Je ne sais pas si les développeurs de chez Squaresoft America avaient envisagé la déferlante de critiques à laquelle allait faire face Secret of Evermore à sa sortie, mais ils semblaient en tout cas conscients d'être en train de travailler sur un faux Secret of Mana 2, un jeu dans l'erreur dès le début. Evermore fait preuve d'une certaine prise de conscience, et d'un modernisme assez rare, aux antipodes d'un Secret of Mana en vérité pas très mature (mais bien bon quand même). Le soft reprend le fameux menu circulaire introduit par Secret of mana ainsi que son système de coéquipier et son gameplay général, notamment pour la montée de niveaux. Pourtant, Evermore les utilise différemment afin de se construire une identité propre, de la même façon qu'il ne reprend aucun sprite ni décors de Secret of Mana (chose pourtant courante pour les fausses suites voire même parfois les vraies suites faites dans la facilité). Evermore a en effet été développé à partir de zéro. Le jeu semble également conscient de son statut de jeu vidéo à la manière d'un Earthbound (dont Evermore partage le même sens de l'humour), comme l'atteste ce personnage dans la ville de Nobilia qui dit que nous sommes tous dirigés comme des marionnettes par une manette, et s'attache alors à proposer des situations de jeux multiples plutôt qu'un scénario cohérent ou une finition sans faille à la japonaise (le mieux est quand même d'avoir tout ça en même temps mais bon...).

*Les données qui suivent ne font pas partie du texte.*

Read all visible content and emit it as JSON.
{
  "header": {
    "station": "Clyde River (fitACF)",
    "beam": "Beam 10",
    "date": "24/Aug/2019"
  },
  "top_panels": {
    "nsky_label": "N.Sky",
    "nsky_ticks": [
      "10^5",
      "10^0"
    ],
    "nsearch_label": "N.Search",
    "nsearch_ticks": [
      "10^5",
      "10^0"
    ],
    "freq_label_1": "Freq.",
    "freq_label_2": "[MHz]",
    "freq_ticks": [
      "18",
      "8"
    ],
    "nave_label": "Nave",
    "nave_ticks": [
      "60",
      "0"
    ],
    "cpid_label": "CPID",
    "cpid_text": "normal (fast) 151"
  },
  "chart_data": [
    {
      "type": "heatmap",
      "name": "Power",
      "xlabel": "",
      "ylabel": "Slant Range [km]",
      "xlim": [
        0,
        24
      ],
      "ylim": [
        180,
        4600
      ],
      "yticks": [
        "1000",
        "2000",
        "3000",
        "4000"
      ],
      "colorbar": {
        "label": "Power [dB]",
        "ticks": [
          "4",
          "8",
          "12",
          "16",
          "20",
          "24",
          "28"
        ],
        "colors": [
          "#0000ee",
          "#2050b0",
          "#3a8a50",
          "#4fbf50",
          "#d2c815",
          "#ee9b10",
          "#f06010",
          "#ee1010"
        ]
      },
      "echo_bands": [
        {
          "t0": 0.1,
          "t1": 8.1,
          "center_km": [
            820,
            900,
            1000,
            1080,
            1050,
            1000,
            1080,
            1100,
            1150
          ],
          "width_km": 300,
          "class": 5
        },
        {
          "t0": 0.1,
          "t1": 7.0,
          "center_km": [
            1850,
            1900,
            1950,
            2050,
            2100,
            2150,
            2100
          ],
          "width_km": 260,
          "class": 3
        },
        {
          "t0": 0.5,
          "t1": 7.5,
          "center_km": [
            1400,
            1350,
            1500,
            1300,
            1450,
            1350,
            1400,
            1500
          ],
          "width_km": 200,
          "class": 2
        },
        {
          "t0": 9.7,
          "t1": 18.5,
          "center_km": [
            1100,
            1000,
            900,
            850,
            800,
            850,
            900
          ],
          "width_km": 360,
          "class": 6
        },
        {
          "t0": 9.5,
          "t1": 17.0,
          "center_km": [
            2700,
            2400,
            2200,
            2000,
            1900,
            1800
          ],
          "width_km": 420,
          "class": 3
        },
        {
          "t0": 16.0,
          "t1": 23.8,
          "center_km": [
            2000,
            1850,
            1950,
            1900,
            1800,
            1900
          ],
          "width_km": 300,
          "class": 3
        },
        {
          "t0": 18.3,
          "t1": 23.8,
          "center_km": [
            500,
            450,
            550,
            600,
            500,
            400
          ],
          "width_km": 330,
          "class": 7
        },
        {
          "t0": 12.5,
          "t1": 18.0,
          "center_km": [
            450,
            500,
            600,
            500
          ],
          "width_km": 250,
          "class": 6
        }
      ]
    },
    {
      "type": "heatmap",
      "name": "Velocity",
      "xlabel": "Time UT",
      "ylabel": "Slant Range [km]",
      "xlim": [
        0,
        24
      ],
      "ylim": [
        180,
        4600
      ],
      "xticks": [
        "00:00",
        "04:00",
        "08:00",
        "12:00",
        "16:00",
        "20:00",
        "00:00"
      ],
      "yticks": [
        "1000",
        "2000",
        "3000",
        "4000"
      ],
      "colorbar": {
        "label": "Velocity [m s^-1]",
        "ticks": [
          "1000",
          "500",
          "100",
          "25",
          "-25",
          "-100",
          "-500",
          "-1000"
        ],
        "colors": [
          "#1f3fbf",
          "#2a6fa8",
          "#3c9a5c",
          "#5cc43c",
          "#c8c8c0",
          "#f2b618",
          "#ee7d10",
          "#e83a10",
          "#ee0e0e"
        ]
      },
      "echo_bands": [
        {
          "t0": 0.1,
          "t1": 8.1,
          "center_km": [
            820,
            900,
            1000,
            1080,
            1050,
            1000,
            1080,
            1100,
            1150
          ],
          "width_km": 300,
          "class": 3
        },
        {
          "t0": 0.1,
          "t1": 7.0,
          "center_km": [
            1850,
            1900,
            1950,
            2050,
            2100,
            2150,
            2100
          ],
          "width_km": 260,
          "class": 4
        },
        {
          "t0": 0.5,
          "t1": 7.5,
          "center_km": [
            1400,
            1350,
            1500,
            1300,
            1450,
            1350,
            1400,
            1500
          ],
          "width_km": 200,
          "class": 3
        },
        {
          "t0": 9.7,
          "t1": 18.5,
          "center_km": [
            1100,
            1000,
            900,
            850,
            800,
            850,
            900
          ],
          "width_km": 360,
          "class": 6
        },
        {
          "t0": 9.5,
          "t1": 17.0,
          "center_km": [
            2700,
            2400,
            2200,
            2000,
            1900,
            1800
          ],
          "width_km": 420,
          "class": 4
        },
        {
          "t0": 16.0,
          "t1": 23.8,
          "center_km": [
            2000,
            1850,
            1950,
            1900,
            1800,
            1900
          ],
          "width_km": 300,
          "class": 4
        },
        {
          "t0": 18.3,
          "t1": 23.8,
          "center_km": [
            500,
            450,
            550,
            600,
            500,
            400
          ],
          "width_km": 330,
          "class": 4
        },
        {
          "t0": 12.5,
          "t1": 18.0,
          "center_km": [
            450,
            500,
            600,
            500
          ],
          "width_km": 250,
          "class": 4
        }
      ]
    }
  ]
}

The Secret of EvermoreSecret of Evermore nous met dans la peau d'un jeune garçon amateur de films de série B. Le cinéma semble d'ailleurs être la seule distraction pour les jeunes de Podunk (Pontoise dans la traduction FR), une ville désuette des années 1995. Ils auraient pu l'appeler Rouen, tant il n'y a rien à faire ici non plus. Le héros sort du cinéma avec son chien qui se met en chasse d'un chat de gouttière et emmène le duo dans un laboratoire scientifique secret, aux allures du labo de Dr. Frankenstein. Ce laboratoire abandonné depuis 30 ans avait été le sujet d'expériences surnaturelles dans les années 1960, et une catastrophe avait sévi alors que le scientifique montrait ses nouvelles découvertes au conservateur du musée et sa fille, les envoyant tous les trois dans un nouveau monde appelé Evermore. 30 ans plus tard, le héros de Secret of Evermore se retrouve lui aussi face à la machine défectueuse et est téléporté dans ce nouveau monde peu familier.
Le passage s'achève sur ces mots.